Heavy Rain : le test
Shenmue a beau être une série officiellement abandonnée depuis bientôt 10 ans, la saga continue à alimenter des discussions enflammées et autres espoirs infondés. Yakuza, parfois considéré comme sa suite spirituelle, peine à s’imposer dans les cœurs malgré des ventes au Japon tout à fait impressionnantes. Cependant, de plus en plus repliés sur eux dans le média, les Japonais plébiscitent l’intrigue mafieuse dans Tokyo plutôt que les avancées ludiques. Et pour cause, Ryû ga Gotoku est peut-être plus rigide encore que ne l’était Shenmue en 1999.

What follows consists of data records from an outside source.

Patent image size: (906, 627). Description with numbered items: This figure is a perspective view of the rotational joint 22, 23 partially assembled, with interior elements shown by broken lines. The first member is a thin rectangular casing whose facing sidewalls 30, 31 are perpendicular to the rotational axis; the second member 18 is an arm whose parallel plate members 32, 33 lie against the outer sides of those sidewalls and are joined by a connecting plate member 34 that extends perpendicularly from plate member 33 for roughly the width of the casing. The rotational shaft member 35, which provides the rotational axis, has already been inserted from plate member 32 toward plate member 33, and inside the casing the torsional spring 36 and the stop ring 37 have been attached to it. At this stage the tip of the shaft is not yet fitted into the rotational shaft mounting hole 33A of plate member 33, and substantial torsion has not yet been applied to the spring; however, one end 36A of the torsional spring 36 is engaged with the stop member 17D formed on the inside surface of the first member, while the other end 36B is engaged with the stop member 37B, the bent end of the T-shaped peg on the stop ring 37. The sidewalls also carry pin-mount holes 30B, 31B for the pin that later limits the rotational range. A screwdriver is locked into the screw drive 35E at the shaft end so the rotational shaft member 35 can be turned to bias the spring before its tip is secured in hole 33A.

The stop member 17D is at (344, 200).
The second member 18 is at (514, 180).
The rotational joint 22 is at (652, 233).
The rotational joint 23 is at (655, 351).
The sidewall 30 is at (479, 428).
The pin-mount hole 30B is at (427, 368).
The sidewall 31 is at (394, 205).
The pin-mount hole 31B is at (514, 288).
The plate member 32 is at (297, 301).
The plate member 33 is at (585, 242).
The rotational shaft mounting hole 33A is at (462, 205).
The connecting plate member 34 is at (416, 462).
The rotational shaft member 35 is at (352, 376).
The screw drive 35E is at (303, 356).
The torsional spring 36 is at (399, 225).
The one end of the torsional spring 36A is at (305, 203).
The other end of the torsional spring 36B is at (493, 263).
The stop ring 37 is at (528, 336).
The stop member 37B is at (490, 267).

Contre toute attente, c’est plutôt du côté des petits Français qu’il va falloir chercher une suite spirituelle aux aventures de Ryô Hazuki. Car Heavy Rain a tout du petit frère de génie, à tel point d’ailleurs que, sans son environnement de province japonaise et le charisme éblouissant de son protagoniste, Shenmue passerait presque pour le brouillon du genre. Son fils spirituel, en tout cas, n’a pas ménagé ses efforts pour promouvoir les pistes explorées. Celles qui tentent de dépasser le statut fainéant dans lequel le jeu vidéo 🎮 s’est peu à peu embourbé.
Alors, Heavy Rain tente ni plus ni moins d’insuffler un nouvel espoir au média. Avec d’un côté des Japonais cristallisés par l’évolution stupéfiante du marché mobile dans les années 2000 puis leurs chutes de ventes incontrôlées sur console, et perdus en traduction face aux demandes des occidentaux ; d’un autre côté, ces mêmes occidentaux auto-enchaînés dans des déversements de violence guerrière et de radio-bière 🍺-foot, narcissiques de leur grosse puissance graphique ; et au niveau global une propension inquiétante à déverser du casual gaming comme parfois une atteinte pure aux règles du ludisme, sous le couvert à peine dissimulé de vendre du temps de cerveau disponible à pépé-mémé ; l’enfant terrible de David Cage tente avec audace de redéfinir la notion même d’interactivité.
Certes, il le fait sur des bases déjà (timidement) installées, comme les multiples embranchements, les différentes fins possibles, l’approche mature du scénario, les Quick Time Events, les motion et face capture… Mais il a le mérite de les pousser dans un nivellement par le haut qui souhaite redonner une pertinence au concept de jeu vidéo. Ici en dévoilant une intrigue digne des meilleurs films de cinéma (entre Se7en et Saw), là en osant présenter les rapports humains dans la profondeur ou la nudité telle quelle, puis en donnant tout au long de l’aventure une réelle importance à vos choix dans le déroulement, en impliquant véritablement le joueur dans la progression.
Si le jeu vidéo prétend connaître une facette artistique, c’est clairement à travers Heavy Rain, parmi d’autres, qu’il devra passer. Certes pas exempt de défauts de jeunesse (une certaine linéarité inévitable, la maniabilité pas toujours au poil dans des environnements réduits, certaines textures très en deçà, quelques transitions un peu abruptes, des QTE parfois très scriptés, certains choix trop francs sur la fin), le titre éblouit néanmoins par une maîtrise mature des cartes données en main et ouvre la porte à des recherches encore beaucoup plus abouties autour du concept même de vidéoludisme. Une aventure de jeu dont je suis enfin le héros.